- On April 15, 2020
April, 1, 2020
COVID-19 and OSHA Reporting and Recordkeeping
As the number of COVID-19 cases continues to grow across the U.S., employers should consider Occupational Safety and Health Administration (“OSHA”) injury and illness recording and reporting obligations in connection with confirmed employee cases of COVID-19. Generally, OSHA requires covered employers to prepare and maintain records of work-related injuries and illnesses. See 29 CFR § 1904. OSHA recently published a guidance concluding that COVID-19 can be a recordable illness, if the employee’s exposure to COVID-19 was work-related and otherwise satisfies OSHA’s recording requirements.
In general, OSHA requires employers to record employee illnesses that are (1) work-related, (2) new, and (3) meet OSHA’s recording criteria (described below). OSHA recently issued guidance explaining how this requirement applies to COVID-19. Employers are only responsible for recording cases of COVID-19 if the case is:
- A confirmed case of COVID-19; and
- Work-related, as defined under 29 CFR § 1904.5; and
- Involves one or more of the general recording criteria set forth in 29 CFR § 1904.7 (e.g., medical treatment beyond first-aid, days away from work).

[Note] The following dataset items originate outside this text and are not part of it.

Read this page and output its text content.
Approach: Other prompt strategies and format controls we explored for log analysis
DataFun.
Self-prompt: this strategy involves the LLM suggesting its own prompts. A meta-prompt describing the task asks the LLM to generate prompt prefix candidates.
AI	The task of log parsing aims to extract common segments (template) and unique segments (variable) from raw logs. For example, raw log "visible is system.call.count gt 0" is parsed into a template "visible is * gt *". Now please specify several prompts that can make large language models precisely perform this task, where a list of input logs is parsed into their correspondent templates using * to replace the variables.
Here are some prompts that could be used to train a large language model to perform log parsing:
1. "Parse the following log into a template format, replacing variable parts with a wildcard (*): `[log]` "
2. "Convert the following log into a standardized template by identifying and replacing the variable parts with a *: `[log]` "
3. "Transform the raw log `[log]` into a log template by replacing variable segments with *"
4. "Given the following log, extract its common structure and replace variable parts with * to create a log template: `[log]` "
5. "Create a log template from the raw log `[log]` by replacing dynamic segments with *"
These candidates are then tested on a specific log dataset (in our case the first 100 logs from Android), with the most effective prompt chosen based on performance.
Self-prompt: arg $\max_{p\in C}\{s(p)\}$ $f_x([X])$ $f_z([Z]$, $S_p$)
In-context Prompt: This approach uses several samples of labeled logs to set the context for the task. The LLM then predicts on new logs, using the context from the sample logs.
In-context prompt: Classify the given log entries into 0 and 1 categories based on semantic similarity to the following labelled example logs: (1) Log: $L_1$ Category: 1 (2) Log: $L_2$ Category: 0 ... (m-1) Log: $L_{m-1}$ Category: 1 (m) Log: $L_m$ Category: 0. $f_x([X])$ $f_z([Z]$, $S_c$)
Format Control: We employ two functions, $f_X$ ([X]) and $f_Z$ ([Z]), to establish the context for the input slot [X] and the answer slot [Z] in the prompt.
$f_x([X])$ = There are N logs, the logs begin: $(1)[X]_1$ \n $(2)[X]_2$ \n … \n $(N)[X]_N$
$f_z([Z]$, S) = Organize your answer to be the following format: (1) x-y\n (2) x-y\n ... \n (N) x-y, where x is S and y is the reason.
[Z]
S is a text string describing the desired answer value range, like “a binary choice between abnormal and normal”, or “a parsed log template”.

“Confirmed Case” – Notably, OSHA does not consider “the common cold or flu” to be work-related. The regulations limit this exception, though, specifying that “contagious diseases such as tuberculosis, brucellosis, hepatitis A, or plague are considered work-related if the employee is infected at work.” 29 CFR § 1904.5(b)(2). OSHA’s recent guidance indicates that COVID-19 should be treated as one of these “contagious diseases,” and is therefore reportable if the employee was infected at work and the other criteria are satisfied. Further, OSHA excludes suspected, but unconfirmed, COVID-19 cases, citing Center for Disease Control guidance. Employers are expected to determine whether it is more likely than not that one or more events or exposures at work caused or contributed to the confirmed COVID-19 case and, if yes, the illness is work-related.
“Work-Related” – Employers must consider an illness to be work-related if “exposure in the work environment” caused the illness, “unless an exception . . . specifically applies.” 29 CFR § 1904.5(a). Whether such a causal connection exists is left to the employer to decide.
- Unclear Source of Exposure– If it is not obvious whether the exposure occurred in the work environment, the employer must evaluate the employee’s work duties and environment to decide. 29 CFR § 1904.5(b)(3).
- Work Environment: At Home– A work environment is any location where an employee is working as a condition of employment, which can include an employee’s home. But, to be recordable, injuries or illnesses sustained from working at home must be “directly related to the performance of work rather than to the general home environment or setting.” 29 CFR § 1904.5(b)(7). By way of example, OSHA has clarified that “if an employee drops a box of work documents and injures his or her foot, the case is considered work-related. If an employee working at home is electrocuted because of faulty home wiring, the injury is not considered work-related.” In other words, illness caused by exposure to COVID-19 that occurs within an employee’s home does not appear to be subject to the recording requirement, unless the exposure was “directly related” to the employee’s work.
General Recording Requirements – An employer must consider a work-related illness to meet the general recording criteria, and therefore to be recordable, if it results in death, days away from work, restricted work or transfer to another job, medical treatment beyond first aid, or loss of consciousness. 29 CFR § 1904.7(a). Because some COVID-19 cases might not result in “medical treatment,” not every COVID-19 case is necessarily recordable.
OSHA’s guidance clarifies that a covered employer must record or report certain cases of COVID-19 that arise from at-work exposure. But there is considerable room for variance and discretion, and employers will benefit from a thoughtful and consistent approach to these very fact-specific issues. For example, only a case confirmed by testing must be recorded or reported, but an employer only must record or report a confirmed case if it is more likely than not that the exposure was work-related. And even if a confirmed case is work-related, recording or reporting might not be required if the employee does not receive medical treatment.